Witnessing a partnership such as Piotr Anderszewski and the Scottish Chamber Orchestra makes one wonder why a conductor should ever be considered necessary for performing Mozart's piano concertos. In the second of three concerts together marking the Mozart anniversary, in which the pianist directed from the keyboard, the relationship between soloist and orchestra became a dialogue between two equal partners, each side listening and responding to the other in a way that wouldn't seem possible with the addition of a mediating influence from the podium.
This was a programme of contrasts, in which one of the sunniest of Mozart's concertos, the A major K414, was juxtaposed with one of the darkest and most tempestuous, the C minor K491. Not that Anderszewski dwelt on the opposing characters of these works. Where most soloists project their interpretation into the auditorium, Anderszewski draws his audience in. There was nothing remotely flashy or extravagant about these performances, with the simplicity and ease of K414 left unadorned in playing of fluidity and ease.

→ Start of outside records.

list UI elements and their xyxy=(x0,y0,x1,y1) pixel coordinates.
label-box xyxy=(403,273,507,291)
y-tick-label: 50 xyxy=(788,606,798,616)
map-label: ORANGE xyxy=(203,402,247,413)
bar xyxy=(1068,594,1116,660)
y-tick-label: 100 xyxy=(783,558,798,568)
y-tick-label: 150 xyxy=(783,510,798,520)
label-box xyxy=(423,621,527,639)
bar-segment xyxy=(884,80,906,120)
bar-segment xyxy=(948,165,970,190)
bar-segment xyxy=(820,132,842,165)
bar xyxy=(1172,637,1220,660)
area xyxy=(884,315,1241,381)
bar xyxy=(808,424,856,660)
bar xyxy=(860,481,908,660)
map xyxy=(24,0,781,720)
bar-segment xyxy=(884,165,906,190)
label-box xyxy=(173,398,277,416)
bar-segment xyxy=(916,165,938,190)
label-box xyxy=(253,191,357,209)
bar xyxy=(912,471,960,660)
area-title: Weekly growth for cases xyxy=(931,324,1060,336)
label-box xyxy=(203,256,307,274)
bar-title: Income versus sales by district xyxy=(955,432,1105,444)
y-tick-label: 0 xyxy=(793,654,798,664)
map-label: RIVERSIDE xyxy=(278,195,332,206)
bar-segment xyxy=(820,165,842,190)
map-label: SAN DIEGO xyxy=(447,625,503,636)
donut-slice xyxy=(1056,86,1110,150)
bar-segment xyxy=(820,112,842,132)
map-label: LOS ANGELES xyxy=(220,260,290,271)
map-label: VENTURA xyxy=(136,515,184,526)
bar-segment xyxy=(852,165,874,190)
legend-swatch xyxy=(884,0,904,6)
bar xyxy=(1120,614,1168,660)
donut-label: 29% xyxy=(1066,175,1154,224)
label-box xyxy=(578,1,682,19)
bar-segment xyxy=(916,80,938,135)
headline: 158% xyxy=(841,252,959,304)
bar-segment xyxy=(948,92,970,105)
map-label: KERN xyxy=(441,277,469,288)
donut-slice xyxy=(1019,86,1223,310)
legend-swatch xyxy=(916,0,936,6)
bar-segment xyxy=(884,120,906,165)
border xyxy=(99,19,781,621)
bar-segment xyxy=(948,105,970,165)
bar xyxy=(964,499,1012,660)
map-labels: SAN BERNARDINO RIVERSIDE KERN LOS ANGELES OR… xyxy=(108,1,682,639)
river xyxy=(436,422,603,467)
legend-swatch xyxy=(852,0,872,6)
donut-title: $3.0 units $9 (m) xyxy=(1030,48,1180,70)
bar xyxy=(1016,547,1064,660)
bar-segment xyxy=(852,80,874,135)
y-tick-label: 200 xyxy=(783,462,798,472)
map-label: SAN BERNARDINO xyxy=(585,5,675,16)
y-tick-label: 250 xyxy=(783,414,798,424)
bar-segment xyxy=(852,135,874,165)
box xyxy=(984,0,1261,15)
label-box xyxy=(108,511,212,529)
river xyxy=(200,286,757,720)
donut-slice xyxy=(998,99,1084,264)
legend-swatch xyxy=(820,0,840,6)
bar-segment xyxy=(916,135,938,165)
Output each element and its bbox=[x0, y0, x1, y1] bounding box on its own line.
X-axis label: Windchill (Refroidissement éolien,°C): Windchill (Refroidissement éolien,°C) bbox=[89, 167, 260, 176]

The drama of the outer movements of K491 was as much about the orchestra as the soloist, with Anderszewski at times casting himself in the role of accompanist. However, where the music demanded playing of power and brilliance, he provided it - dazzlingly, in the case of the increasingly vehement succession of variations in the finale.

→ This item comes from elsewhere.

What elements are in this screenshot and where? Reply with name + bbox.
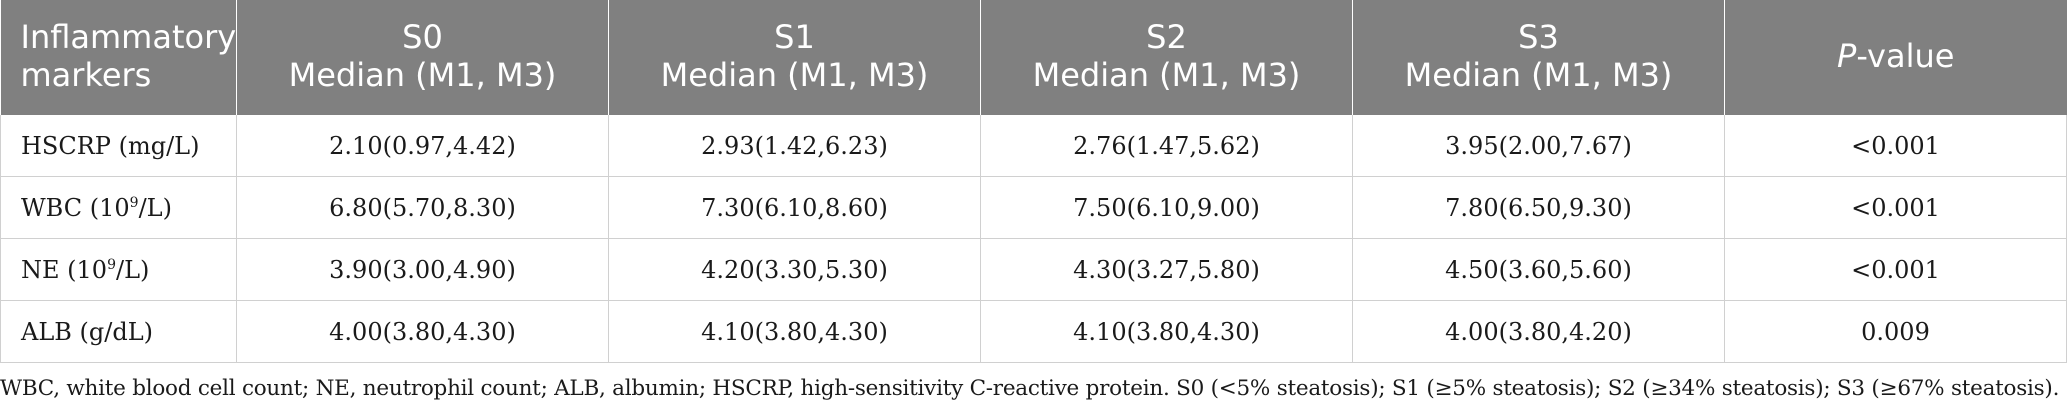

As an introduction and interlude between the concertos, there was chamber music for orchestra from Stravinsky at his most neoclassical. Dumbarton Oaks and Eight Miniatures were written over 20 years apart, but they share the same spare simplicity (though scored for different combinations of 15 instruments), which was well expressed by the SCO players, directed from the violin by guest leader Alexander Janiczek. Reflecting their origins as five-finger piano exercises, the often brief Eight Miniatures were playfully contrasting thematic and rhythmic studies. Dumbarton Oaks was delightfully buoyant and urbane, despite the occasional muddying of the textures from slightly off-time French horns.